Dans Mulholland Drive, Bum pourrait être la personnification de ce type d’intrusion gangreneuse. Mi-clocharde, mi-sorcière, elle surgit derrière le conteneur poubelle du Winkie’s. Certains la considèrent même comme une incarnation de la psychose de Diane, alias Betty. Bum hante aussi un mur de La Panacée grâce à l’œuvre performative WHO-WHAT ? de Rodrigo García. Placé comme un voyeur, on observe à travers un judas l’image déformée de Bum. Le monstre est bien là, en chair et en os, et il nous regarde sans pour autant sembler nous remarquer. Autre apparition incongrue : une main gantée en rouge et tenant dans sa paume une boule de cheveux blonds.
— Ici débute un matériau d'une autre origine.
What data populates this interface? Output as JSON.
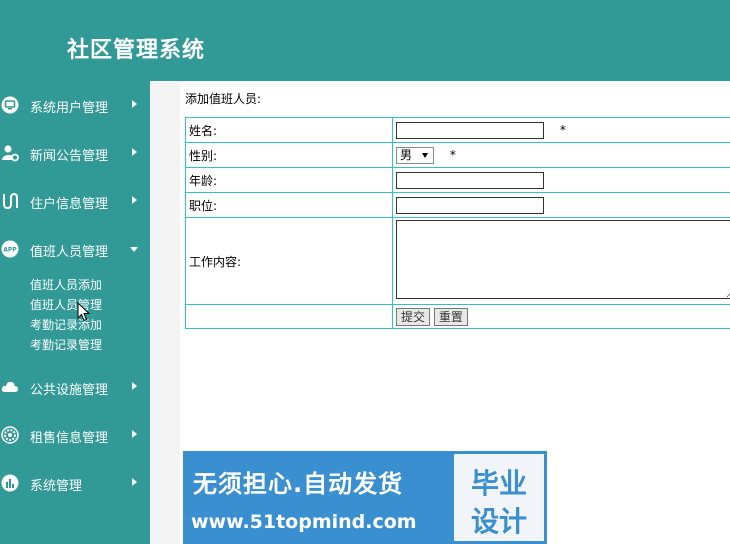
{
  "app": {
    "title": "社区管理系统"
  },
  "sidebar": {
    "items": [
      {
        "label": "系统用户管理",
        "icon": "monitor-icon"
      },
      {
        "label": "新闻公告管理",
        "icon": "user-gear-icon"
      },
      {
        "label": "住户信息管理",
        "icon": "route-icon"
      },
      {
        "label": "值班人员管理",
        "icon": "app-icon",
        "expanded": true,
        "children": [
          "值班人员添加",
          "值班人员管理",
          "考勤记录添加",
          "考勤记录管理"
        ]
      },
      {
        "label": "公共设施管理",
        "icon": "cloud-icon"
      },
      {
        "label": "租售信息管理",
        "icon": "settings-circle-icon"
      },
      {
        "label": "系统管理",
        "icon": "bar-chart-icon"
      }
    ]
  },
  "form": {
    "title": "添加值班人员:",
    "name_label": "姓名:",
    "name_value": "",
    "required_mark": "*",
    "gender_label": "性别:",
    "gender_selected": "男",
    "age_label": "年龄:",
    "age_value": "",
    "position_label": "职位:",
    "position_value": "",
    "work_label": "工作内容:",
    "work_value": "",
    "submit_label": "提交",
    "reset_label": "重置"
  },
  "ad": {
    "line1": "无须担心.自动发货",
    "line2": "www.51topmind.com",
    "badge_top": "毕业",
    "badge_bottom": "设计"
  },
  "colors": {
    "primary": "#329a96",
    "table_border": "#2ec4c4",
    "ad_blue": "#3a8fd0"
  }
}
Desire, d’Émilie Pitoiset, renvoie à la scène où Betty (Diane) coupe la perruque blonde de Rita. Enfin, l’artiste Elad Lassry livre la photographie d’une femme qui pose derrière une barre pailletée. Impossible à identifier, cette femme restitue les troubles de personnalités qui caractérisent des deux personnages principaux de Mulholland Drive.
Si Nicolas Bourriaud montre une fois encore son talent en réunissant des créations inattendues, Mulholland Drive n’est pas assez présent et les références pas assez percutantes, pour donner du crédit à un titre aussi accrocheur. Il est regrettable que l’inquiétante étrangeté serve d’explication fourre-tout capable d’associer autant d’œuvres sans rapports au point où on en oublie le film. Mulholland Drive reste un chef-d’œuvre inatteignable et on attend la suite de Twin Peaks pour nous consoler.